Background Fibromyalgia (FM) is a complex disorder with widespread pain and emotional distress, posing diagnostic challenges. FM patients show altered cognitive and emotional processing, with a preferential allocation of attention to pain-related information. This attentional bias towards pain cues can impair cognitive functions such as inhibitory control, affecting patients’ ability to manage and express emotions. Sentiment analysis using large language models (LLMs) can provide insights by detecting nuances in pain expression. This study investigated whether open-source LLM-driven sentiment analysis could aid FM diagnosis.Methods 40 patients with FM, according to the 2016 American College of Rheumatology Criteria and 40 non-FM chronic pain controls referred to rheumatology clinics, were enrolled. Transcribed responses to questions on pain and sleep were machine translated to English and analysed by the LLM Mistral-7B-Instruct-v0.2 using prompt engineering targeting FM-associated language nuances for pain expression (‘prompt-engineered’) or an approach without this targeting (‘ablated’).

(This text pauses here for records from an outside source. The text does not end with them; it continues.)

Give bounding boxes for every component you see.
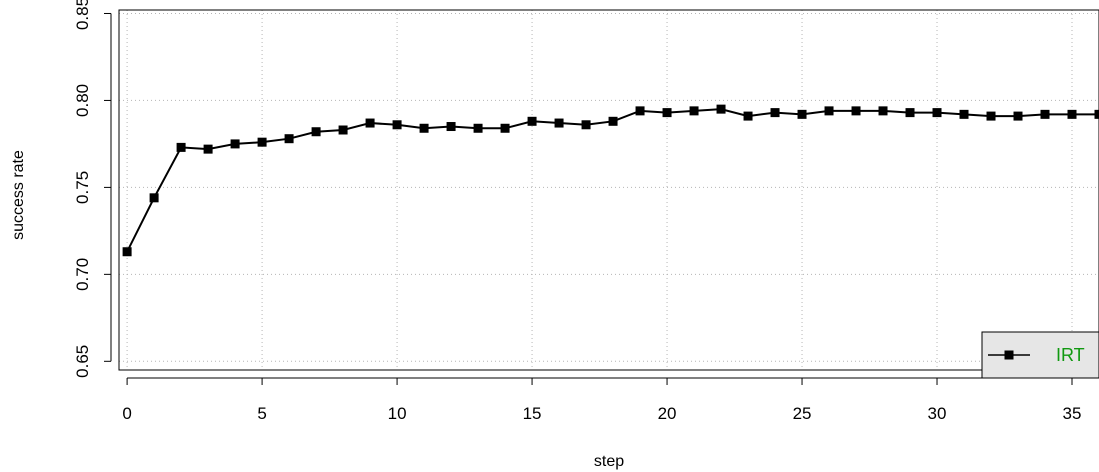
data-point — [122, 247, 132, 257]
y-tick-label: 0.75 — [73, 171, 92, 204]
data-point — [284, 134, 294, 144]
legend: IRT — [981, 331, 1099, 379]
x-tick-label: 0 — [122, 404, 131, 423]
y-axis-label: success rate — [10, 150, 27, 240]
data-point — [581, 120, 591, 130]
legend-marker-swatch — [1004, 350, 1014, 360]
x-tick-label: 15 — [523, 404, 542, 423]
data-point — [743, 111, 753, 121]
data-point — [527, 116, 537, 126]
data-point — [311, 127, 321, 137]
series-line — [126, 108, 1099, 253]
x-tick-label: 35 — [1063, 404, 1082, 423]
data-point — [500, 123, 510, 133]
x-tick-label: 25 — [793, 404, 812, 423]
data-point — [986, 111, 996, 121]
data-point — [230, 139, 240, 149]
data-point — [1094, 109, 1099, 119]
x-tick-label: 10 — [388, 404, 407, 423]
data-point — [149, 193, 159, 203]
data-point — [797, 109, 807, 119]
data-point — [446, 122, 456, 132]
x-tick-label: 5 — [257, 404, 266, 423]
y-axis: 0.65 0.70 0.75 0.80 0.85 — [73, 0, 112, 378]
data-point — [1067, 109, 1077, 119]
y-tick-label: 0.65 — [73, 345, 92, 378]
data-point — [662, 108, 672, 118]
x-axis: 0 5 10 15 20 25 30 35 — [122, 377, 1099, 423]
x-tick-label: 30 — [928, 404, 947, 423]
x-axis-label: step — [594, 453, 624, 470]
data-point — [716, 104, 726, 114]
legend-label: IRT — [1056, 345, 1085, 365]
data-point — [203, 144, 213, 154]
data-point — [1013, 111, 1023, 121]
data-point — [905, 108, 915, 118]
data-point — [1040, 109, 1050, 119]
data-point — [257, 137, 267, 147]
data-point — [689, 106, 699, 116]
data-point — [878, 106, 888, 116]
data-point — [338, 125, 348, 135]
plot-frame — [118, 9, 1099, 371]
y-tick-label: 0.80 — [73, 84, 92, 117]
y-tick-label: 0.70 — [73, 258, 92, 291]
data-point — [635, 106, 645, 116]
y-tick-label: 0.85 — [73, 0, 92, 30]
data-point — [392, 120, 402, 130]
x-tick-label: 20 — [658, 404, 677, 423]
data-point — [608, 116, 618, 126]
data-point — [419, 123, 429, 133]
data-point — [473, 123, 483, 133]
grid-lines — [119, 10, 1099, 370]
data-point — [824, 106, 834, 116]
data-point — [851, 106, 861, 116]
series-layer — [122, 104, 1099, 257]
data-point — [959, 109, 969, 119]
data-point — [365, 118, 375, 128]
data-point — [770, 108, 780, 118]
data-point — [932, 108, 942, 118]
data-point — [176, 142, 186, 152]
data-point — [554, 118, 564, 128]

Accuracy, precision, recall, specificity and area under the receiver operating characteristic curve (AUROC) were calculated using rheumatologist diagnosis as ground truth.Results The prompt-engineered approach demonstrated accuracy of 0.87, precision of 0.92, recall of 0.84, specificity of 0.82 and AUROC of 0.86 for distinguishing FM. In comparison, the ablated approach had an accuracy of 0.76, precision of 0.75, recall of 0.77, specificity of 0.75 and AUROC of 0.76. The accuracy was superior to the ablated approach (McNemar’s test p<0.001).Conclusion This proof-of-concept study suggests LLM-driven sentiment analysis, especially with prompt engineering, may facilitate FM diagnosis by detecting subtle differences in pain expression. Further validation is warranted, particularly the inclusion of secondary FM patients.